Which non-writing-related aspect of your life most influences your writing? 

Well, for me, writing is such a small aspect of my life that I would say all of it. I have my dad who has dementia, my two kids who require a lot of time and attention, my family, my wiener dogs, my job at Antioch where I teach and help to administrate the program, the NBCC, and all the billions of literary things I’m asked to participate in daily that I rarely say NO to . . . all these things take over my life. If I can write for one hour a week, I think I’m pretty lucky, but I’ve gone years without writing anything or editing. It’s really a problem and I haven’t quite figured that out yet and I’m not sure if I ever will. I’m honestly grateful to change a word in a poem—it brings me ultimate joy. My standards are so low.

What is either the best or the worst piece of writing advice you’ve received or given? 

I don’t listen to any writing advice :-). I’m deathly independent and go my own way. I try to do my own thing and follow my own mind because I hope that will reveal the singularity of my mind since we all have that singularity. I like to play, to experiment, to try new things—it brings me such joy. It doesn’t always yield success or accolades or anything else, but truly truly truly, I don’t care. I want to do things that bring me joy and what comes of it comes of it.

What project(s) are you working on now, or next? 
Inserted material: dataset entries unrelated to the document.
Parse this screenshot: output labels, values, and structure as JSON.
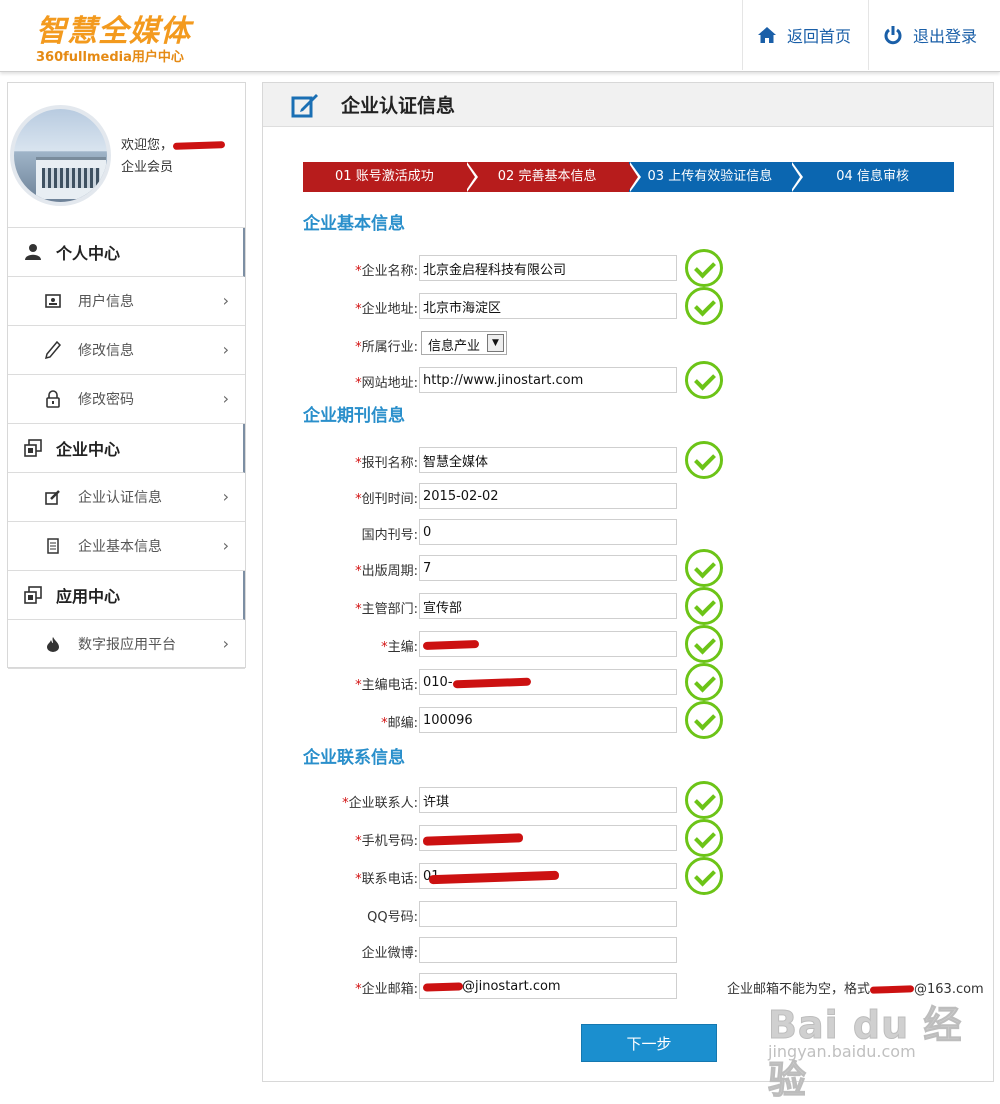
{
  "header": {
    "logo_text": "智慧全媒体",
    "logo_sub": "360fullmedia用户中心",
    "home_label": "返回首页",
    "logout_label": "退出登录"
  },
  "user": {
    "welcome_prefix": "欢迎您，",
    "role": "企业会员"
  },
  "sidebar": {
    "sections": [
      {
        "label": "个人中心",
        "icon": "user-icon"
      },
      {
        "label": "企业中心",
        "icon": "windows-icon"
      },
      {
        "label": "应用中心",
        "icon": "windows-icon"
      }
    ],
    "items": [
      {
        "label": "用户信息",
        "icon": "id-card-icon"
      },
      {
        "label": "修改信息",
        "icon": "pencil-icon"
      },
      {
        "label": "修改密码",
        "icon": "lock-icon"
      },
      {
        "label": "企业认证信息",
        "icon": "edit-icon"
      },
      {
        "label": "企业基本信息",
        "icon": "document-icon"
      },
      {
        "label": "数字报应用平台",
        "icon": "fire-icon"
      }
    ],
    "chevron": "›"
  },
  "main": {
    "title": "企业认证信息",
    "steps": [
      {
        "label": "01 账号激活成功",
        "state": "done"
      },
      {
        "label": "02 完善基本信息",
        "state": "done"
      },
      {
        "label": "03 上传有效验证信息",
        "state": "todo"
      },
      {
        "label": "04 信息审核",
        "state": "todo"
      }
    ],
    "groups": {
      "basic": "企业基本信息",
      "journal": "企业期刊信息",
      "contact": "企业联系信息"
    },
    "fields": {
      "company_name": {
        "label": "企业名称:",
        "value": "北京金启程科技有限公司"
      },
      "company_address": {
        "label": "企业地址:",
        "value": "北京市海淀区"
      },
      "industry": {
        "label": "所属行业:",
        "value": "信息产业"
      },
      "website": {
        "label": "网站地址:",
        "value": "http://www.jinostart.com"
      },
      "paper_name": {
        "label": "报刊名称:",
        "value": "智慧全媒体"
      },
      "founded": {
        "label": "创刊时间:",
        "value": "2015-02-02"
      },
      "domestic_no": {
        "label": "国内刊号:",
        "value": "0"
      },
      "period": {
        "label": "出版周期:",
        "value": "7"
      },
      "department": {
        "label": "主管部门:",
        "value": "宣传部"
      },
      "editor": {
        "label": "主编:",
        "value": ""
      },
      "editor_phone": {
        "label": "主编电话:",
        "value": "010-"
      },
      "postcode": {
        "label": "邮编:",
        "value": "100096"
      },
      "contact_person": {
        "label": "企业联系人:",
        "value": "许琪"
      },
      "mobile": {
        "label": "手机号码:",
        "value": ""
      },
      "phone": {
        "label": "联系电话:",
        "value": "01"
      },
      "qq": {
        "label": "QQ号码:",
        "value": ""
      },
      "weibo": {
        "label": "企业微博:",
        "value": ""
      },
      "email": {
        "label": "企业邮箱:",
        "value": "@jinostart.com"
      }
    },
    "email_hint": "企业邮箱不能为空，格式",
    "email_hint_tail": "@163.com",
    "required_mark": "*",
    "next_label": "下一步"
  },
  "watermark": {
    "main": "Bai du 经验",
    "sub": "jingyan.baidu.com"
  },
  "colors": {
    "step_done": "#b71c1c",
    "step_todo": "#0b66b0",
    "group_title": "#2a8fcb",
    "check_green": "#6cc417",
    "required_red": "#d21111",
    "button_blue": "#1b8fcf"
  }
}
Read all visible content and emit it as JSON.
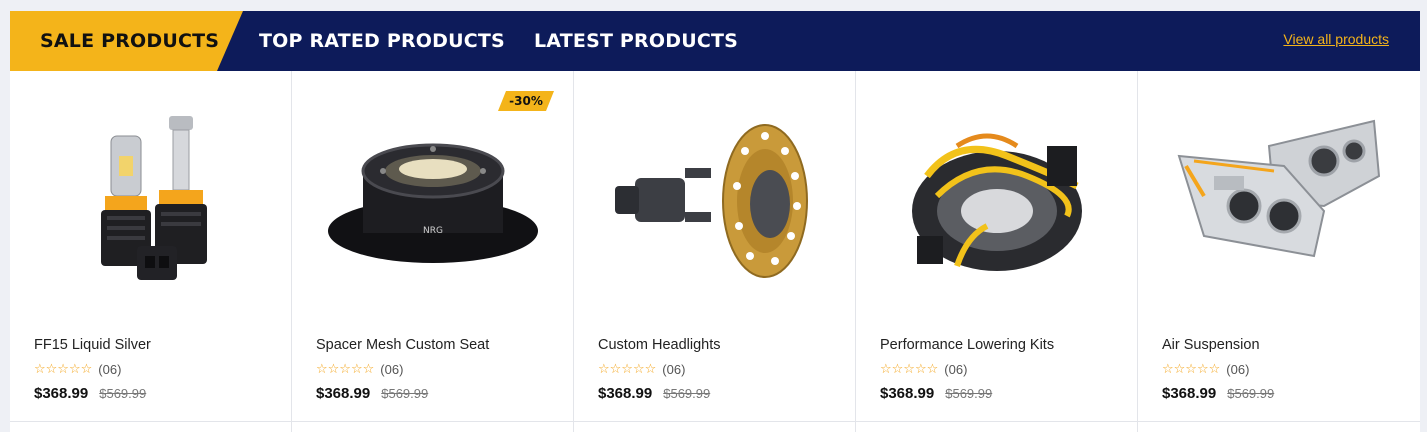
{
  "tabs": [
    {
      "label": "SALE PRODUCTS",
      "active": true
    },
    {
      "label": "TOP RATED PRODUCTS",
      "active": false
    },
    {
      "label": "LATEST PRODUCTS",
      "active": false
    }
  ],
  "view_all_label": "View all products",
  "colors": {
    "accent": "#f4b41a",
    "navy": "#0d1b5a"
  },
  "products": [
    {
      "name": "FF15 Liquid Silver",
      "rating": 0,
      "review_count": "(06)",
      "price": "$368.99",
      "old_price": "$569.99",
      "image_icon": "led-bulbs-icon"
    },
    {
      "name": "Spacer Mesh Custom Seat",
      "rating": 0,
      "review_count": "(06)",
      "price": "$368.99",
      "old_price": "$569.99",
      "badge": "-30%",
      "image_icon": "quick-release-hub-icon"
    },
    {
      "name": "Custom Headlights",
      "rating": 0,
      "review_count": "(06)",
      "price": "$368.99",
      "old_price": "$569.99",
      "image_icon": "flywheel-adapter-icon"
    },
    {
      "name": "Performance Lowering Kits",
      "rating": 0,
      "review_count": "(06)",
      "price": "$368.99",
      "old_price": "$569.99",
      "image_icon": "clock-spring-icon"
    },
    {
      "name": "Air Suspension",
      "rating": 0,
      "review_count": "(06)",
      "price": "$368.99",
      "old_price": "$569.99",
      "image_icon": "headlight-assembly-icon"
    }
  ]
}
I was telling a friend of mine (who was working on a “bar scene” for a new novel he is working on) that I want to work on something new, but I don’t know what. I can’t just sit down and write a poem. I need to be struck by something akin to a tornado, lightning. I saw that Ilya Kaminsky wrote a beautiful essay and sometimes I’ve talked to him about this or writing more reviews (I try to write reviews), but I have so little time that I can’t emotionally commit to writing longer prose pieces right now (or maybe never). I don’t know. Being a parent, a caretaker, etc. is a full-time gig—I feel like I need to focus more energy taking care of my own kids. I’m constantly a guilty parent.